Similarly, in occupational health, workplace injury and illness data from physician reporting, employer records and workers compensation claims have been a longstanding resource for research and surveillance. Recently, the US Occupational Safety and Health Administration strengthened reporting requirements and improved public access to these data, motivated partly by increasing the utility of the data for research [33]. In Europe, investigators employed 20 physician reporting and compensation claim datasets from 10 countries to examine trends in occupational disease incidence, accounting for the diversity of data collection methods employed in each country, and demonstrated the potential of data sharing in this area [34]. A key aim of exploiting these data is to improve the capacity to predict and prevent injury and disease in the workplace [35]. Evaluating longer term sequelae of workplace disease and injury requires different types of data.
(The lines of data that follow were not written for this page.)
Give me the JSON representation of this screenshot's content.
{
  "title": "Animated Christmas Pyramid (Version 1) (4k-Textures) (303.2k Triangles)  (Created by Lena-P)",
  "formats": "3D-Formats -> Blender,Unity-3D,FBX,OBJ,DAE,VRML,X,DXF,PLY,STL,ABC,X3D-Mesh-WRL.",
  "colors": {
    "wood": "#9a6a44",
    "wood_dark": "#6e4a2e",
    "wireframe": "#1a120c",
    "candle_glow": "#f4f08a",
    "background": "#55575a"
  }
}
Scandinavia has a long tradition of linking cohort studies to register data to gain insight into predictors of sick leave and work disability [36]. The social security system is a determining factor for the content of registers and there may be important differences between countries. While sick leave benefits are taken over by the social security system in Scandinavia relatively early in the process, in contrast in the Netherlands, the employer is responsible for payment of salary during the first two years of sick leave. As a result, there is no national registration of sick leave, which is a disincentive for employers for valid company registration, reducing its validity as a measure. Nonetheless, first attempts are being made in the Netherlands to link occupational health cohort data to national registers that are a reliable source for measures related to source of income [37]. Social security data have also been widely used to examine work disability benefits and transitions from work to retirement.

Conclusions

Big data and data sharing have the potential to inform occupational and environmental health by exploiting innovations related to non-traditional data sources or providers and novel partnerships. Promising applications include real time analysis and forecasting, and innovative analyses of clinical trial or observational data originally collected for other purposes. However, in order to support these innovations, advances are also required in data curation, protection of privacy and security, as well as data analysis methods. Challenges related to messy and unrepresentative data and spurious findings, as well as epistemological issues and equity considerations must also be addressed.